My husband and I made a choice, and it wasn’t the one most commonly made in this circumstance. Would we have changed our minds and had him circumcised if we had known the issues that would pop up from time to time? I doubt it. The same was the case when his hair was long. Fact of the matter is, the husband and I have made a number of choices that weren’t the norm, and nearly all of them have had some repercussions. Those range from a minor inconvenience that our compost jar poses in the summer when fruit flies are about, to major headaches like this episode with the peeping. But every decision has consequences; it’s simply a matter of weighing what you perceive to be the costs and the benefits of each decision. Even making a decision that is in line with what the majority does may have consequences that you don’t expect. Whatever the situation, though, when you make a decision, you have to deal with the fallout, however pleasant or unpleasant it is; that’s the nature of decisions.

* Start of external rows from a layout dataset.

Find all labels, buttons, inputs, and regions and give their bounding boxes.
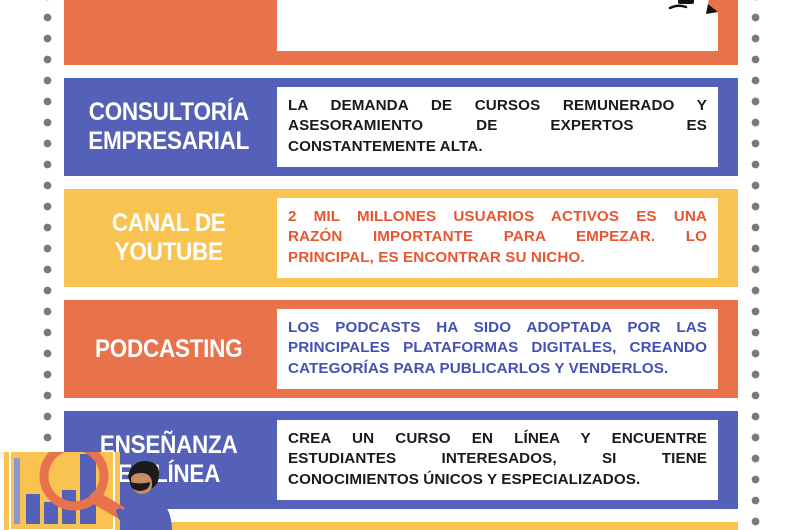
- dotted-border-right: [751, 0, 760, 530]
- row-canal-de-youtube-description: 2 MIL MILLONES USUARIOS ACTIVOS ES UNARA…: [277, 198, 718, 278]
- row-consultoria-empresarial: CONSULTORÍA EMPRESARIALLA DEMANDA DE CUR…: [64, 78, 738, 176]
- row-consultoria-empresarial-description-line: LA DEMANDA DE CURSOS REMUNERADO Y: [288, 96, 707, 116]
- row-ensenanza-en-linea: ENSEÑANZA EN LÍNEACREA UN CURSO EN LÍNEA…: [64, 411, 738, 509]
- row-podcasting-label: PODCASTING: [75, 335, 267, 364]
- row-podcasting-description-line: LOS PODCASTS HA SIDO ADOPTADA POR LAS: [288, 318, 707, 338]
- row-canal-de-youtube-description-line: RAZÓN IMPORTANTE PARA EMPEZAR. LO: [288, 227, 707, 247]
- row-ensenanza-en-linea-label: ENSEÑANZA EN LÍNEA: [75, 431, 267, 489]
- row-podcasting-description: LOS PODCASTS HA SIDO ADOPTADA POR LASPRI…: [277, 309, 718, 389]
- row-consultoria-empresarial-description-line: ASESORAMIENTO DE EXPERTOS ES: [288, 116, 707, 136]
- row-canal-de-youtube-description-line: 2 MIL MILLONES USUARIOS ACTIVOS ES UNA: [288, 207, 707, 227]
- row-consultoria-empresarial-description-line: CONSTANTEMENTE ALTA.: [288, 137, 707, 157]
- row-ensenanza-en-linea-description: CREA UN CURSO EN LÍNEA Y ENCUENTREESTUDI…: [277, 420, 718, 500]
- infographic-page: CONSULTORÍA EMPRESARIALLA DEMANDA DE CUR…: [0, 0, 800, 530]
- row-ensenanza-en-linea-description-line: CREA UN CURSO EN LÍNEA Y ENCUENTRE: [288, 429, 707, 449]
- row-consultoria-empresarial-label: CONSULTORÍA EMPRESARIAL: [75, 98, 267, 156]
- row-podcasting-description-line: CATEGORÍAS PARA PUBLICARLOS Y VENDERLOS.: [288, 359, 707, 379]
- row-clipped-top: [64, 0, 738, 65]
- row-canal-de-youtube-label: CANAL DE YOUTUBE: [75, 209, 267, 267]
- row-consultoria-empresarial-description: LA DEMANDA DE CURSOS REMUNERADO YASESORA…: [277, 87, 718, 167]
- row-canal-de-youtube-description-line: PRINCIPAL, ES ENCONTRAR SU NICHO.: [288, 248, 707, 268]
- row-clipped-top-description: [277, 0, 718, 51]
- row-ensenanza-en-linea-description-line: CONOCIMIENTOS ÚNICOS Y ESPECIALIZADOS.: [288, 470, 707, 490]
- row-podcasting: PODCASTINGLOS PODCASTS HA SIDO ADOPTADA …: [64, 300, 738, 398]
- row-ensenanza-en-linea-description-line: ESTUDIANTES INTERESADOS, SI TIENE: [288, 449, 707, 469]
- category-row-list: CONSULTORÍA EMPRESARIALLA DEMANDA DE CUR…: [64, 0, 738, 530]
- dotted-border-left: [43, 0, 52, 530]
- row-canal-de-youtube: CANAL DE YOUTUBE2 MIL MILLONES USUARIOS …: [64, 189, 738, 287]
- row-clipped-bottom: [64, 522, 738, 530]
- row-podcasting-description-line: PRINCIPALES PLATAFORMAS DIGITALES, CREAN…: [288, 338, 707, 358]
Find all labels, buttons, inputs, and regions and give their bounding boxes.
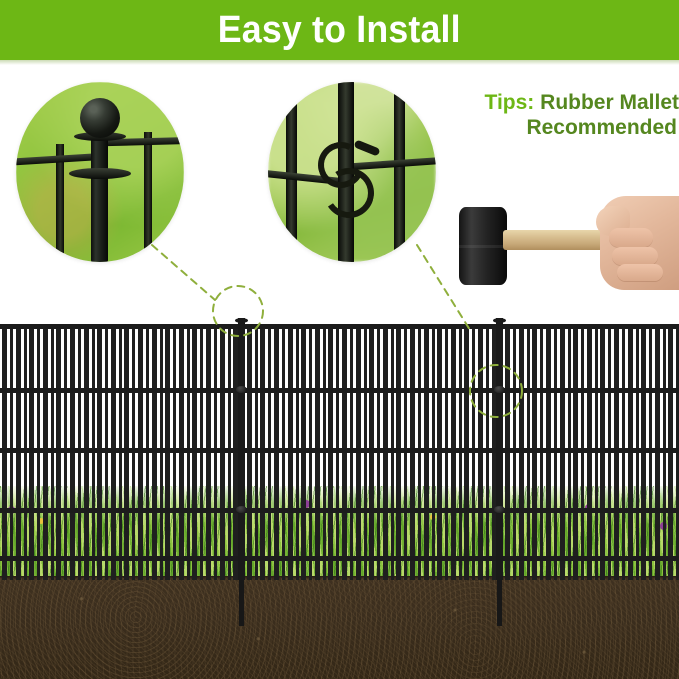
tips-body-line2: Recommended	[452, 115, 679, 140]
post-connector-joint	[236, 386, 247, 393]
page-title: Easy to Install	[218, 9, 461, 52]
fence-horizontal-rail	[0, 324, 679, 329]
post-ball-finial-icon	[80, 98, 120, 138]
hand-finger	[612, 247, 658, 265]
rubber-mallet-head-icon	[459, 207, 507, 285]
soil-cross-section	[0, 576, 679, 679]
fence-post-shaft	[91, 134, 108, 262]
tips-body-line1: Rubber Mallet	[534, 91, 679, 114]
post-connector-joint	[494, 506, 505, 513]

How one deals with fallout is an important thing, as well. Compromise is just as important as dealing with consequences, and is sometimes the right way to deal with unpopular decisions. Obviously, there are times that require compromise and changing plans, and times that require holding to a decision. Deciding when to stay and when to hold isn’t just a critical skill for poker players, but for all of us, as we navigate the consequences of our decisions and interpersonal relationships, whether parent and child or representative and constituent relationships. On the larger scale decisions, our Congress last year put in place sequestration measures if they could not come to a long term solution to the national debt and deficit. How they decide to compromise or hold fast will have far larger consequences than an individual’s decision on a relatively minor topic, but the concepts behind both processes are the same.